The proposed study will use a conditional measure of risk. Given that a large proportion of the sample are not likely to be sexually experienced, participants appraisals of the risk of getting chlamydia if condoms aren’t used will be measured, rather than choosing the alternative ‘if continue with current behaviour’ option. In addition, this will be framed within the context of casual sexual partners for whom STI status is unknown given that this presents the most risky scenario. A further conditional stipulation will be vaginal sex, rather than oral or anal sex. The proposed study will also use an experimental design with follow-up for two months. Examining the motivational hypothesis in the context of an experimental study is ideal since delivery of the intervention should act to ‘destabilise’ existing chlamydia risk appraisals and reduce the predictive relationship between past and future behaviour for those who are already sexually experienced .

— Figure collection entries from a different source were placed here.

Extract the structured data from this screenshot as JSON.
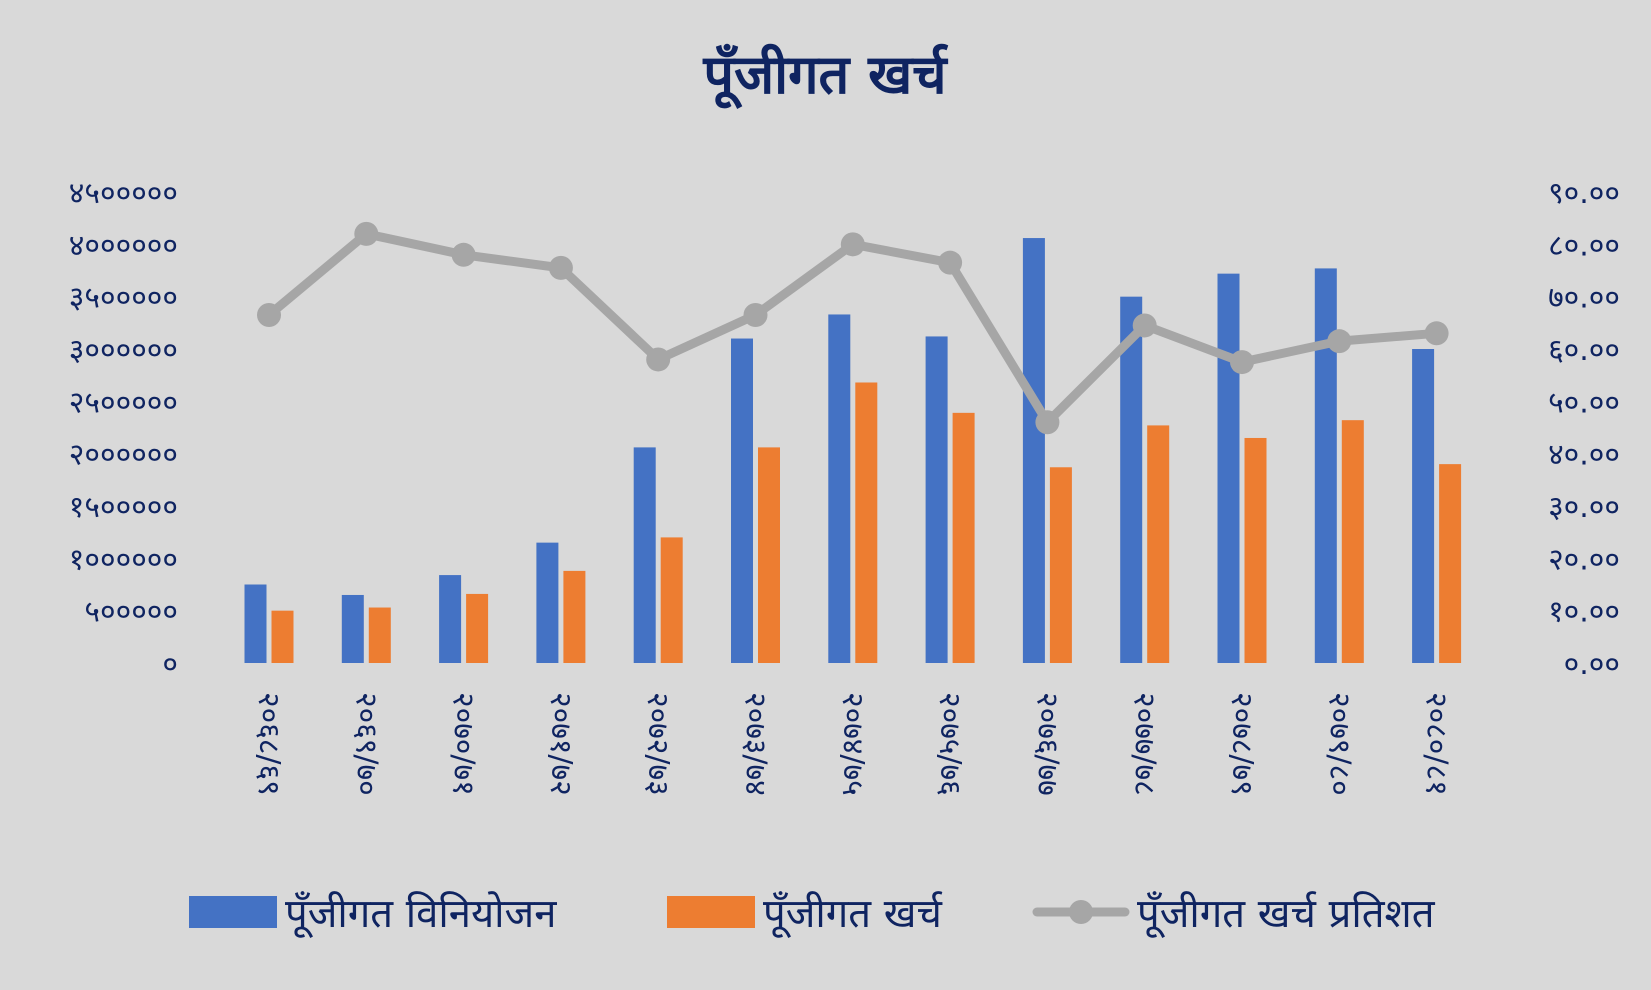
{
  "chart_data": {
    "type": "bar",
    "title": "पूँजीगत खर्च",
    "categories": [
      "२०६८/६९",
      "२०६९/७०",
      "२०७०/७१",
      "२०७१/७२",
      "२०७२/७३",
      "२०७३/७४",
      "२०७४/७५",
      "२०७५/७६",
      "२०७६/७७",
      "२०७७/७८",
      "२०७८/७९",
      "२०७९/८०",
      "२०८०/८१"
    ],
    "series": [
      {
        "name": "पूँजीगत विनियोजन",
        "kind": "bar",
        "axis": "left",
        "color": "#4472c4",
        "values": [
          750000,
          650000,
          840000,
          1150000,
          2060000,
          3100000,
          3330000,
          3120000,
          4060000,
          3500000,
          3720000,
          3770000,
          3000000
        ]
      },
      {
        "name": "पूँजीगत खर्च",
        "kind": "bar",
        "axis": "left",
        "color": "#ed7d31",
        "values": [
          500000,
          530000,
          660000,
          880000,
          1200000,
          2060000,
          2680000,
          2390000,
          1870000,
          2270000,
          2150000,
          2320000,
          1900000
        ]
      },
      {
        "name": "पूँजीगत खर्च प्रतिशत",
        "kind": "line",
        "axis": "right",
        "color": "#a6a6a6",
        "values": [
          66.5,
          82.0,
          78.0,
          75.5,
          58.0,
          66.5,
          80.0,
          76.5,
          46.0,
          64.5,
          57.5,
          61.5,
          63.0
        ]
      }
    ],
    "y_left": {
      "ylim": [
        0,
        4500000
      ],
      "ticks": [
        0,
        500000,
        1000000,
        1500000,
        2000000,
        2500000,
        3000000,
        3500000,
        4000000,
        4500000
      ],
      "tick_labels": [
        "०",
        "५०००००",
        "१००००००",
        "१५०००००",
        "२००००००",
        "२५०००००",
        "३००००००",
        "३५०००००",
        "४००००००",
        "४५०००००"
      ]
    },
    "y_right": {
      "ylim": [
        0,
        90
      ],
      "ticks": [
        0,
        10,
        20,
        30,
        40,
        50,
        60,
        70,
        80,
        90
      ],
      "tick_labels": [
        "०.००",
        "१०.००",
        "२०.००",
        "३०.००",
        "४०.००",
        "५०.००",
        "६०.००",
        "७०.००",
        "८०.००",
        "९०.००"
      ]
    },
    "xlabel": "",
    "ylabel": "",
    "grid": false,
    "legend_position": "bottom"
  }
}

Whilst an experimental design affords the best circumstances for observing the motivational hypothesis, increasing chlamydia risk appraisals may not be sufficient to motivate condom use. Chlamydia is a single consequence of unprotected sex and evidence suggests that other outcomes of unprotected sex, such as the risk of pregnancy or making sexual experiences more enjoyable, may exert a more powerful effect on condom use intentions . Other authors  have also drawn attention to the dyadic context of condom use decision making and the possibility that risk appraisals are not powerful enough to overcome other determinants of behaviour such as embarrassment discussing condom use or uncooperative partners. The proposed study will include a measure of condom use intention as well as behaviour. This is necessary because it is anticipated that a large proportion of the sample will be sexually inexperienced requiring the use of intention as the outcome measure in examining the motivational hypothesis. In addition, it will also enable examination of whether an increase in chlamydia risk appraisals is sufficient to increase condom use intentions and/or behaviour. This will enable conclusions to be drawn about whether a failure to change behaviour is the result of a failure to increase condom use intentions or to overcome the effect of stronger factors operating when intention is translated into behaviour.
Primary research question
Secondary research questions
Is the lesson effective in increasing young people’s condom use during vaginal sex with casual sexual partners?
If the lesson is effective, are changes in young people’s condom use intentions or behaviour due to changes in their chlamydia risk appraisals (perceived likelihood and severity) and/or coping appraisals (condom use response efficacy and self-efficacy)?
This study has received ethical approval from Coventry University Ethics Committee.